Special Constables Act 1831
- Parliament of the United Kingdom
- Long title: An Act for amending the Laws relative to the Appointment of Special Constables, and for the better Preservation of the Peace.
- Citation: 1 & 2 Will. 4. c. 41
- Territorial extent: England and Wales

Dates
- Royal assent: 15 October 1831
- Commencement: 15 October 1831
- Repealed: 1 April 1965

Other legislation
- Repeals/revokes: Appointment of Special Constables Act 1820;
- Amended by: Special Constables Act 1835; Statute Law Revision Act 1874; Summary Jurisdiction Act 1884; Public Authorities Protection Act 1893; National Assistance Act 1948; Justices of the Peace Act 1949;
- Repealed by: Police Act 1964
- Relates to: Special Constables Act 1838;

Status: Repealed

Text of statute as originally enacted

= Special Constables Act 1831 =

Act of the Parliament of the United Kingdom

The Special Constables Act 1831 (1 & 2 Will. 4. c. 41) was an act of the Parliament of the United Kingdom, given royal assent on 15 October 1831.

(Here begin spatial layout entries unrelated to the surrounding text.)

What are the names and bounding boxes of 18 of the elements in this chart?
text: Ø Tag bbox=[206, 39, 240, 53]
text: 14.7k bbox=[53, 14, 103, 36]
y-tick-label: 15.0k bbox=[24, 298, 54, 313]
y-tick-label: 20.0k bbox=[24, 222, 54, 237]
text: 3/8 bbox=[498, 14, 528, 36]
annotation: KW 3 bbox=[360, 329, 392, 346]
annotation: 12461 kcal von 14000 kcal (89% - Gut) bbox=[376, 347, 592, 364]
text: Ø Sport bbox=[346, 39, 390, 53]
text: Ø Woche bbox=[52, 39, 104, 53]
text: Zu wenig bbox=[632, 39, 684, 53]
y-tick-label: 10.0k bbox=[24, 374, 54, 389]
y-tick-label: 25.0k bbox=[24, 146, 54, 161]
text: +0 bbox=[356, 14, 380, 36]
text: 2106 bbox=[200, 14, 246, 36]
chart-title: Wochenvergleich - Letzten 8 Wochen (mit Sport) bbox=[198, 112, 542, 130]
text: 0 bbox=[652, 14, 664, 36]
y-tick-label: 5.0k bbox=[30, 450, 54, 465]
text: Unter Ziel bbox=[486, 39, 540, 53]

It provided a long-term framework for the use, appointment and operation of special constables in England and Wales. It is often seen as the foundation date for the Metropolitan Special Constabulary, the special constabulary attached to the Metropolitan Police, which had itself been founded only two years earlier.

== Subsequent developments ==
Section 19 of the act was repealed by section 2 of, and the schedule to, the Public Authorities Protection Act 1893 (56 & 57 Vict. c. 61), which came into force on 1 January 1894.

The whole act was repealed by section 64(3) of, and part I of schedule 10 to, the Police Act 1964, which came into force on 1 April 1965.